The downside risks to the region’s economic outlook are daunting. An expanded conflict or prolonged war in Ukraine could trigger further disruptions to global trade and to energy and food prices. Refinancing risks could arise if external financial market conditions continue to tighten. Debt sustainability may become a concern if limited fiscal space is eroded by policy responses to higher energy and food prices amidst rising refinancing costs.

“In such an environment, government policy needs to focus on building resilience and on undertaking structural reforms to support growth and steer through the crises,” says Sanja Madzarevic-Sujster, World Bank senior economist and one of the report’s lead authors. “With limited fiscal space, countries will need to carefully weigh the costs and benefits of new spending commitments in response to higher energy and food prices, prioritising the most vulnerable households.”

Energy crisis

In the context of the energy crisis in Europe, the report also provides an assessment of the vulnerability of the Western Balkan countries to energy price shocks, measures adopted by the governments to mitigate the impacts, and how the crisis can affect the green energy transition going forward.

“In responding to the current energy crisis, and ensuring protection of the most vulnerable households and firms, the Western Balkans should also not lose sight of their long-term goals to achieve energy security and resilience as part of the green reform agenda,” adds Richard Record, World Bank lead economist and one of report’s the lead authors.

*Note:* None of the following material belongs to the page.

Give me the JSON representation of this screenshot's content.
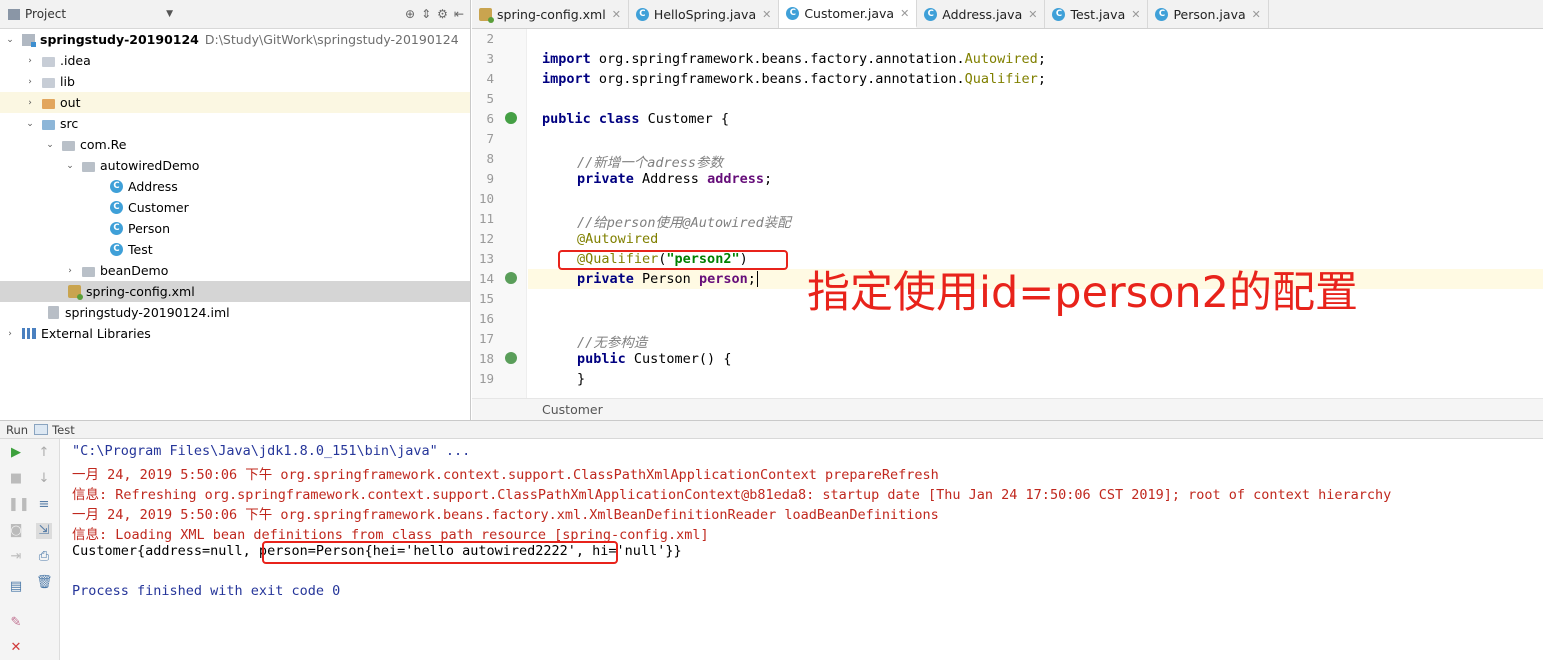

The report argues that sustained growth cannot happen without structural reforms to boost productivity, increase competition, invest in human capital, and strengthen governance. Measures to reduce business regulatory costs, increase market competition, support labour market participation, and strengthen the independence of public institutions would all be supportive of growth in an uncertain environment.